The willingness to accept significant service credits provides great insight into a SaaS vendors’ confidence in the reliability of their own system and their willingness to stand by their Cloud offerings.  Also, a nominal credit amount is not going to provide much relief and will certainly not offset the damage tied to not having access to the application for an extended period of time — especially if it is a critical application.


Once an optimal SLA structure is in place, with clearly defined expected targets and meaningful penalties in the form of significant service credits, enterprises need to ensure the language does not also include significant exclusions to the right to penalties. IT vendors will undoubtedly look to include many exclusions to manage their overall risk.

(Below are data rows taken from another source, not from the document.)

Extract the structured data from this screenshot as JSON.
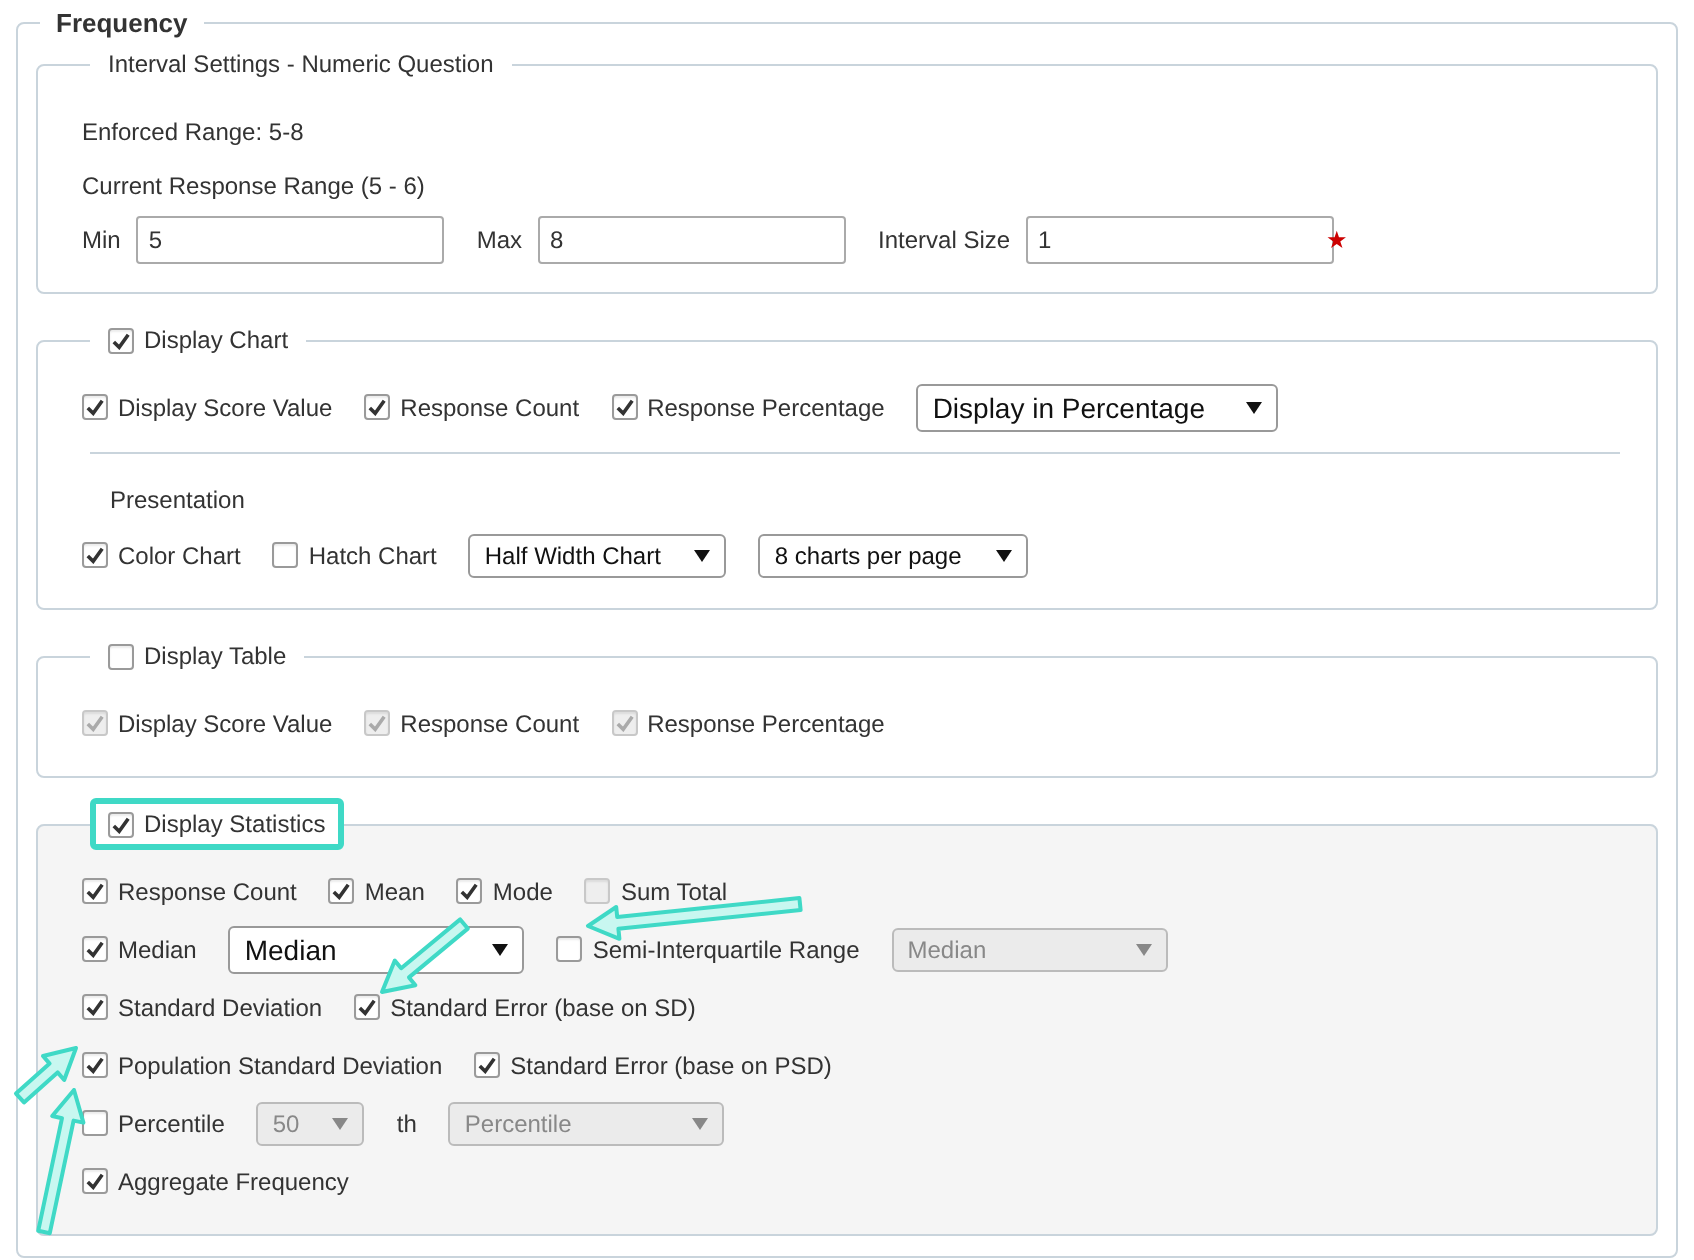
{
  "frequency": {
    "title": "Frequency",
    "sections": [
      {
        "title": "Interval Settings - Numeric Question",
        "rows": [
          {
            "kind": "text",
            "text": "Enforced Range: 5-8"
          },
          {
            "kind": "text",
            "text": "Current Response Range (5 - 6)"
          },
          {
            "kind": "items",
            "items": [
              {
                "kind": "field",
                "label": "Min",
                "value": "5"
              },
              {
                "kind": "field",
                "label": "Max",
                "value": "8"
              },
              {
                "kind": "field",
                "label": "Interval Size",
                "value": "1",
                "marker": "★"
              }
            ]
          }
        ]
      },
      {
        "title": "Display Chart",
        "checked": true,
        "rows": [
          {
            "kind": "items",
            "items": [
              {
                "kind": "checkbox",
                "label": "Display Score Value",
                "checked": true,
                "disabled": false
              },
              {
                "kind": "checkbox",
                "label": "Response Count",
                "checked": true,
                "disabled": false
              },
              {
                "kind": "checkbox",
                "label": "Response Percentage",
                "checked": true,
                "disabled": false
              },
              {
                "kind": "select-large",
                "value": "Display in Percentage",
                "disabled": false
              }
            ]
          },
          {
            "kind": "divider"
          },
          {
            "kind": "heading",
            "text": "Presentation"
          },
          {
            "kind": "items",
            "items": [
              {
                "kind": "checkbox",
                "label": "Color Chart",
                "checked": true,
                "disabled": false
              },
              {
                "kind": "checkbox",
                "label": "Hatch Chart",
                "checked": false,
                "disabled": false
              },
              {
                "kind": "select",
                "value": "Half Width Chart",
                "disabled": false
              },
              {
                "kind": "select",
                "value": "8 charts per page",
                "disabled": false
              }
            ]
          }
        ]
      },
      {
        "title": "Display Table",
        "checked": false,
        "rows": [
          {
            "kind": "items",
            "items": [
              {
                "kind": "checkbox",
                "label": "Display Score Value",
                "checked": true,
                "disabled": true
              },
              {
                "kind": "checkbox",
                "label": "Response Count",
                "checked": true,
                "disabled": true
              },
              {
                "kind": "checkbox",
                "label": "Response Percentage",
                "checked": true,
                "disabled": true
              }
            ]
          }
        ]
      },
      {
        "title": "Display Statistics",
        "checked": true,
        "highlighted": true,
        "rows": [
          {
            "kind": "items",
            "items": [
              {
                "kind": "checkbox",
                "label": "Response Count",
                "checked": true,
                "disabled": false
              },
              {
                "kind": "checkbox",
                "label": "Mean",
                "checked": true,
                "disabled": false
              },
              {
                "kind": "checkbox",
                "label": "Mode",
                "checked": true,
                "disabled": false
              },
              {
                "kind": "checkbox",
                "label": "Sum Total",
                "checked": false,
                "disabled": true
              }
            ]
          },
          {
            "kind": "items",
            "items": [
              {
                "kind": "checkbox",
                "label": "Median",
                "checked": true,
                "disabled": false
              },
              {
                "kind": "select-large",
                "value": "Median",
                "disabled": false
              },
              {
                "kind": "checkbox",
                "label": "Semi-Interquartile Range",
                "checked": false,
                "disabled": false
              },
              {
                "kind": "select",
                "value": "Median",
                "disabled": true
              }
            ]
          },
          {
            "kind": "items",
            "items": [
              {
                "kind": "checkbox",
                "label": "Standard Deviation",
                "checked": true,
                "disabled": false
              },
              {
                "kind": "checkbox",
                "label": "Standard Error (base on SD)",
                "checked": true,
                "disabled": false
              }
            ]
          },
          {
            "kind": "items",
            "items": [
              {
                "kind": "checkbox",
                "label": "Population Standard Deviation",
                "checked": true,
                "disabled": false
              },
              {
                "kind": "checkbox",
                "label": "Standard Error (base on PSD)",
                "checked": true,
                "disabled": false
              }
            ]
          },
          {
            "kind": "items",
            "items": [
              {
                "kind": "checkbox",
                "label": "Percentile",
                "checked": false,
                "disabled": false
              },
              {
                "kind": "select",
                "value": "50",
                "disabled": true
              },
              {
                "kind": "label",
                "text": "th"
              },
              {
                "kind": "select",
                "value": "Percentile",
                "disabled": true
              }
            ]
          },
          {
            "kind": "items",
            "items": [
              {
                "kind": "checkbox",
                "label": "Aggregate Frequency",
                "checked": true,
                "disabled": false
              }
            ]
          }
        ]
      }
    ]
  }
}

The more exclusions, the less meaningful the SLA structure becomes.


In addition, there needs to be an escalation clause included within all contracts.  Clear processes should be in place for resolving contractual issues, especially those associated with SLA adherence. Strong escalation processes around SLAs can be a critical element in establishing open communication, transparency and a healthy overall relationship with key IT vendors.

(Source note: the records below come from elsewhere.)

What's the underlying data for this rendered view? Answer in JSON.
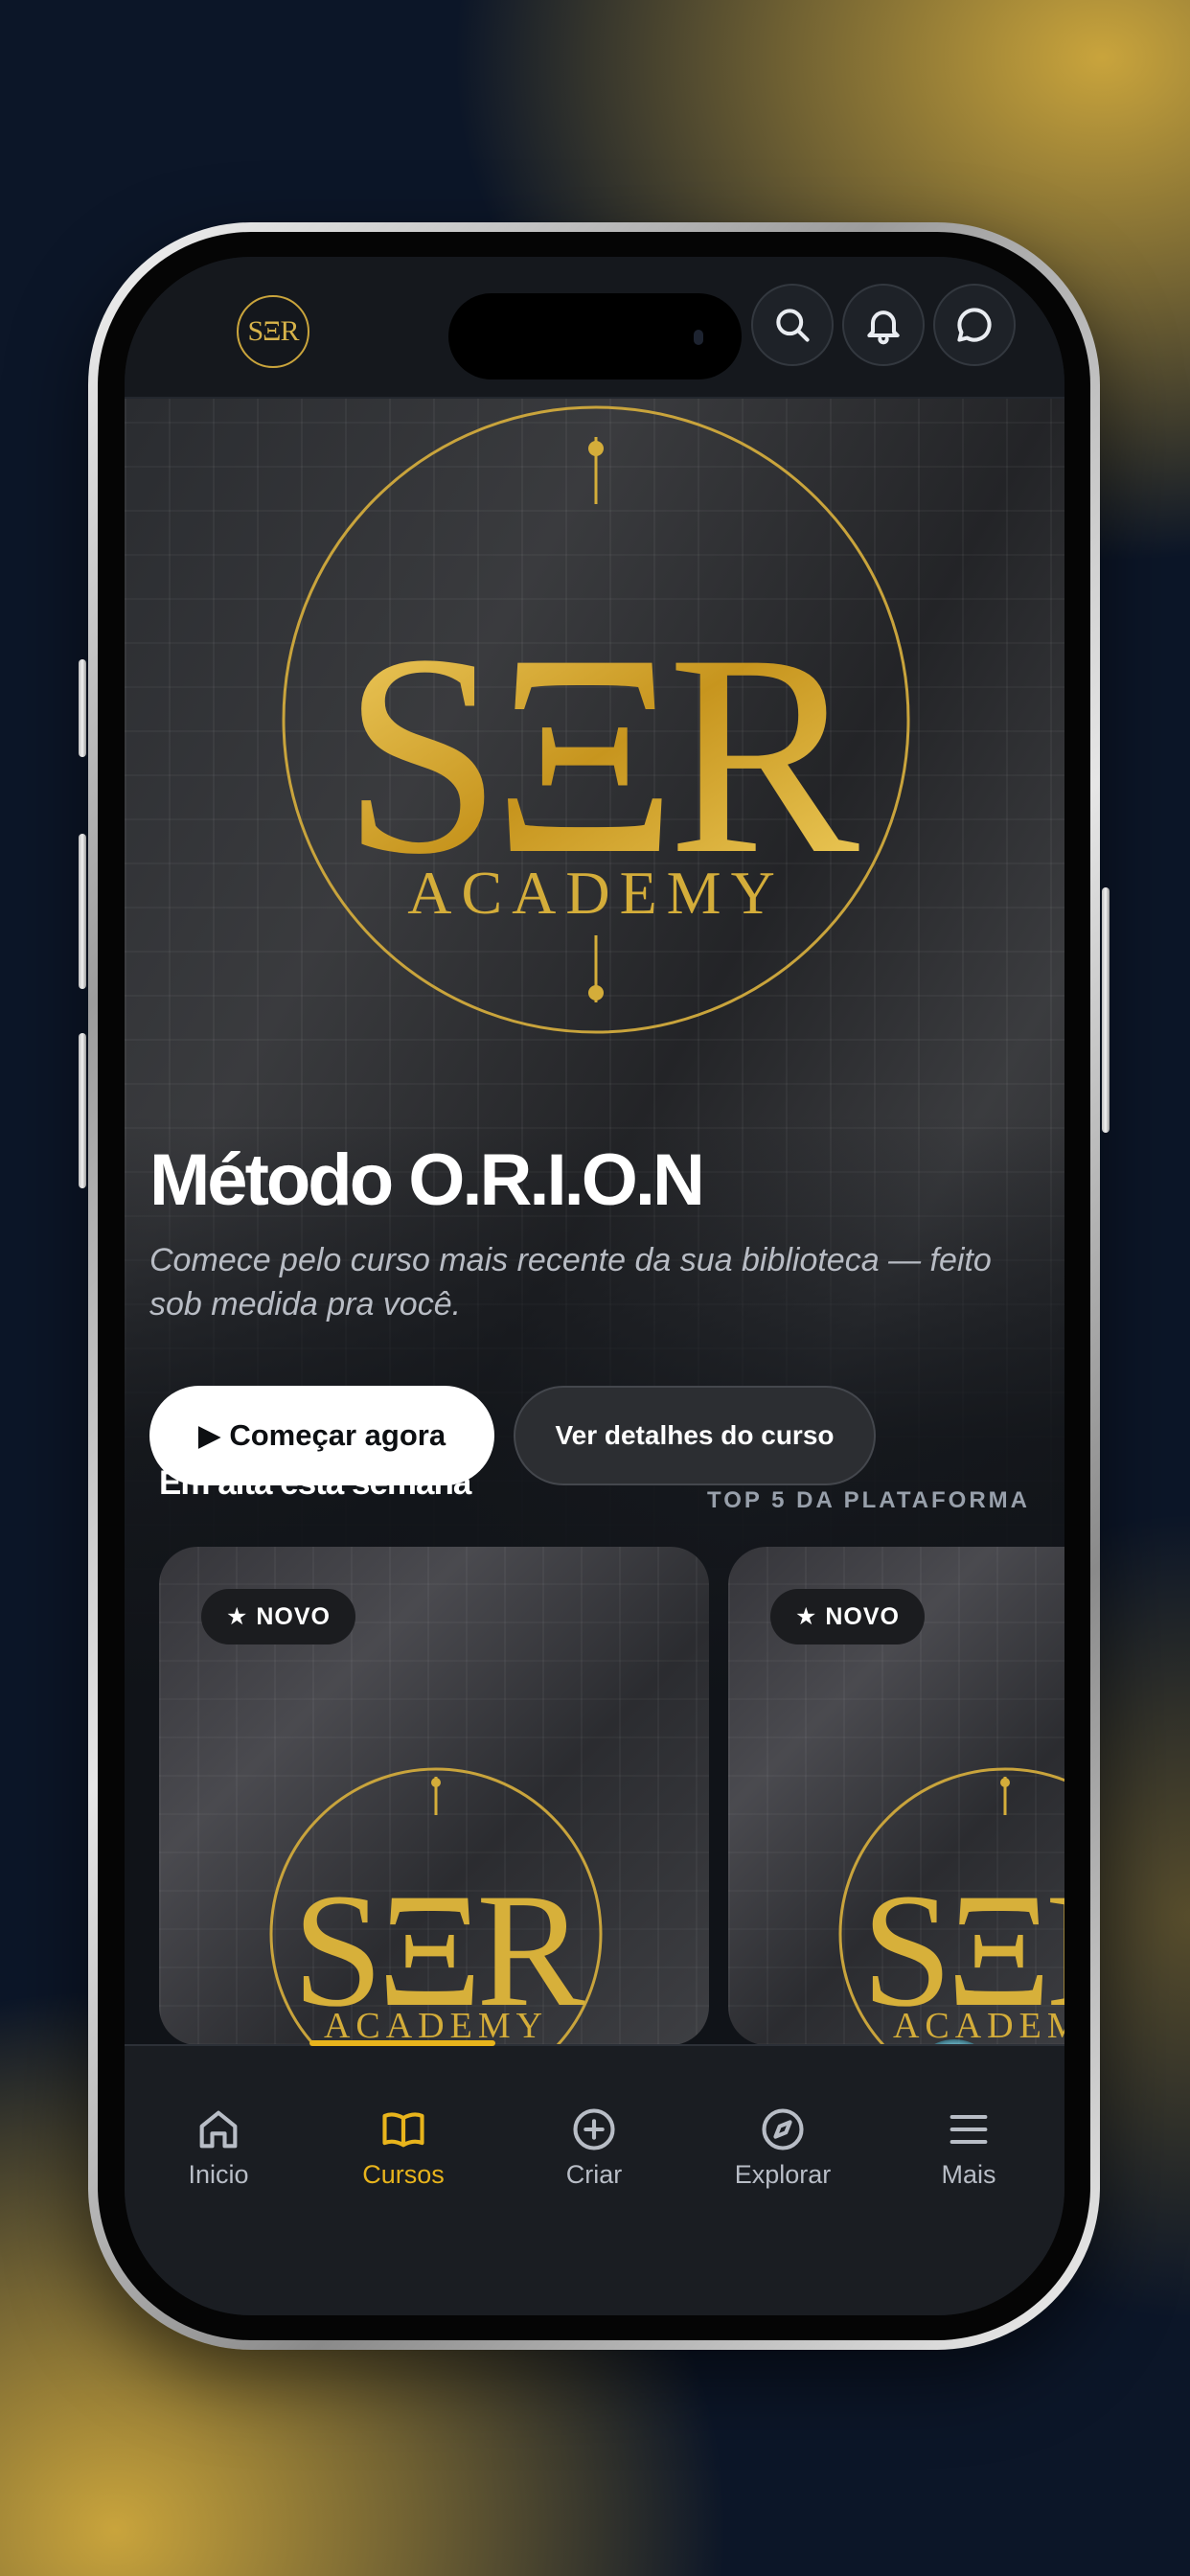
{
  "header": {
    "logo_text": "SΞR",
    "icons": [
      "search-icon",
      "bell-icon",
      "chat-icon"
    ]
  },
  "hero": {
    "logo_main": "SΞR",
    "logo_sub": "ACADEMY",
    "title": "Método O.R.I.O.N",
    "subtitle": "Comece pelo curso mais recente da sua biblioteca — feito sob medida pra você.",
    "primary_button": "▶ Começar agora",
    "secondary_button": "Ver detalhes do curso"
  },
  "trending": {
    "title": "Em alta esta semana",
    "link": "TOP 5 DA PLATAFORMA",
    "cards": [
      {
        "badge": "★ NOVO",
        "logo_main": "SΞR",
        "logo_sub": "ACADEMY"
      },
      {
        "badge": "★ NOVO",
        "logo_main": "SΞR",
        "logo_sub": "ACADEMY"
      }
    ]
  },
  "tabbar": {
    "items": [
      {
        "label": "Inicio",
        "icon": "home-icon"
      },
      {
        "label": "Cursos",
        "icon": "book-icon",
        "active": true
      },
      {
        "label": "Criar",
        "icon": "plus-circle-icon"
      },
      {
        "label": "Explorar",
        "icon": "compass-icon"
      },
      {
        "label": "Mais",
        "icon": "menu-icon"
      }
    ]
  },
  "colors": {
    "gold": "#e8b41c",
    "logo_gold": "#d4ad3a",
    "background": "#101318"
  }
}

SLA provisions should also stipulate that SaaS vendors provide monthly and/or weekly reports on key availability, continuity and performance metrics. There should be regularly scheduled SLA meetings to review this information.


Lastly, every SaaS Cloud subscription agreement should include a provision that allows the enterprise to terminate for serious or continuous failure to meet established service level requirements. There should be no early penalties tied to terminating for SLA non-performance and the vendor obligations upon termination need to be clearly stated.

The bottom line is that SLAs are an important part of all SaaS Cloud subscription agreements but only if the SLAs themselves are clear and the penalty structures behind them are meaningful.  An enterprise’s deeply discounted SaaS subscription price can turn out to be very costly if the application does not meet the expected level of availability.

For more on the topic of SLAs, read 4 New Year’s Resolutions to Improve Your Service Level Management:

  • Limit the service level agreements (SLAs) you manage and track to those that you can align with business-impacting events. Limiting the number of SLAs you track and allocating higher percentages of your at-risk pool to penalties for those SLAs that, if missed, would impact your business, will focus and re-focus your provider’s behavior and improve your results.
  • Make broader use of KPIs. Many organizations confuse a key performance indicator (KPI) with a service level. Review your current SLA framework to identify what you are tracking, to identify if you are really looking to track the way a service is delivered (KPI) versus the results of the service (SLA).
  • Review your service levels quarterly with your internal business partners and your external service providers. What sometimes gets lost in the day-to-day management is the chance to review what you are tracking, identify trends year-over-year and month-to-month, and take the opportunity to understand the impact the services have on your business.
  • Recognize good service and acknowledge it. Commit to renew your efforts to find public ways to acknowledge good service from your providers.